Dan saat itu Krayon melihat ada satu bintang yang kurang terang cahayanya.
“Ah, aku ingin mewarnai bintang itu. Meskipun aku sudah kecil begini, jika kupakai seluruh badanku pasti bintang itu bisa lebih cerah bersinar”
Dalam badan Krayon yang begitu kecil, semangatnya meluap-lupa begitu besar.
“Aku akan pergi ke bintang sana” Dipandanginya bintang pudar itu, dan dia terbang lurus pesat menuju bintang itu…..
Chiisana Kureyon
Karangan : Shinozuka Kaori Gambar : Yasui Tan
Cetakan pertama Januari 1979. Cetakan ke 26 Juni 2001 Kin no Hoshisha
diceritakan kembali oleh Imelda Coutrier
Ahhhhh…. kalian harus melihat sendiri anime itu! Benar-benar mengharukan. Krayon memakai seluruh badannya untuk menerangi bintang itu!
Untuk bisa berguna memang kita harus merelakan semuanya, tanpa ragu.
Bisakah aku seperti krayon itu? Atau seringkah aku membuang “krayon-krayon kecil” dalam hidupku?
Rabu pukul 11:25, persis pergantian jam pelajaran ke 4, Aku mengantarkan pelindung kepala bousai zukin 防災頭巾 Riku ke kelasnya. Dia lupa membawanya. Tadinya kupikir biar saja, toh selama ini gempa-gempa susulannya tidak besar, tapi sekitar jam 10 pagi ada gempa susulan yang membuat HP berdering (berarti lebih dari 4SR). Aku langsung berpikir, aku harus mengantarkan pelindung kepala ini, supaya selalu siap terutama waktu pulang sekolah.

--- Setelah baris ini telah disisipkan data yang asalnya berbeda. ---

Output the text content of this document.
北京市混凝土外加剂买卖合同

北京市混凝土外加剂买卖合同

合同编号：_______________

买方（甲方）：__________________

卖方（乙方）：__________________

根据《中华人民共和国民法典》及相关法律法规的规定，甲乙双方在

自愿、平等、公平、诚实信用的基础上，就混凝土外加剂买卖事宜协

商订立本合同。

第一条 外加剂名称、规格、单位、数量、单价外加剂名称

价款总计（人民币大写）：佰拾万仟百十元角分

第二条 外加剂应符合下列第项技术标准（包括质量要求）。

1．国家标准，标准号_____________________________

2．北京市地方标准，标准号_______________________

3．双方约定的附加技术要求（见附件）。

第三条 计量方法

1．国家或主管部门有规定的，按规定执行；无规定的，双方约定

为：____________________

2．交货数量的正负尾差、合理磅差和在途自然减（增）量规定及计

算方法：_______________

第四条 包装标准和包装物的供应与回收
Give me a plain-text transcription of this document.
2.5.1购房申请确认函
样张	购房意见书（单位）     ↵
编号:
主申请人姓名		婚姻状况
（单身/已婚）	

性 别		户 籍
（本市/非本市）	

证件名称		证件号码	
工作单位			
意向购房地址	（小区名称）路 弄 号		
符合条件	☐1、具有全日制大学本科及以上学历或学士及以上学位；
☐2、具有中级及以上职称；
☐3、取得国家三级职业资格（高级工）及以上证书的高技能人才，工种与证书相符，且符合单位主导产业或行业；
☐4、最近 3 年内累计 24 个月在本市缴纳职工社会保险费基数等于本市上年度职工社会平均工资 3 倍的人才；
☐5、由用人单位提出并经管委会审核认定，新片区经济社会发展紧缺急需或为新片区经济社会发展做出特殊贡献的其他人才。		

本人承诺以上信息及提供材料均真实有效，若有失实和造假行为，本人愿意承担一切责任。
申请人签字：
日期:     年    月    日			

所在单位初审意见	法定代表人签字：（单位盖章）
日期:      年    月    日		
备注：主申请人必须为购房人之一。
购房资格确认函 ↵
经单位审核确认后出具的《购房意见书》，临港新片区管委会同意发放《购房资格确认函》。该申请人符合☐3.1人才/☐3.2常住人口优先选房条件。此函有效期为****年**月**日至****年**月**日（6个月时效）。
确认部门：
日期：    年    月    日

Jadi setelah menjemput Kai di TK, aku langsung ke SD nya Riku. Untuk membujuk Kai agar mau pergi bersamaku, aku berjanji bahwa dia boleh bermain di Taman Tupai, yang berada di depan SD Riku. Karena dia suka bermain, tentu dia termakan rayuanku. Tapi waktu kami sampai di taman itu, sudah ada sekitar 10-15 orang Lansia di situ. Lansia yang sepertinya tinggal di panti Werda (panti jompo istilahnya dulu) dan perawat/pendamping mereka. Udara hari ini memang hangat sekali. Cocok untuk berjalan-jalan dan menikmati matahari.
Lansia-lansia ini duduk di kursi-kursi yang ada di taman. Aku jadi mengamati kegiatan mereka ini sambil menunggu Kai bermain perosotan sendiri. Seorang perawat berdiri di tengah dan mulai menggerakkan anggota badan. Sambil duduk para lansia ini menggerakkan tangan mereka. Mengepalkan telapak tangan dan membuka, mengangkat tangan tinggi-tinggi dan menurunkannya. Yah olahraga ringan menurut kita yang muda-muda, tapi mungkin buat mereka sudah cukup melelahkan. Yang menariknya mereka menggerakkan tangan itu sambil menyanyikan lagu “Sakura…sakura” tradisional. Timely karena memang ada beberapa pohon Sakura di sekitar taman yang sedang berbunga.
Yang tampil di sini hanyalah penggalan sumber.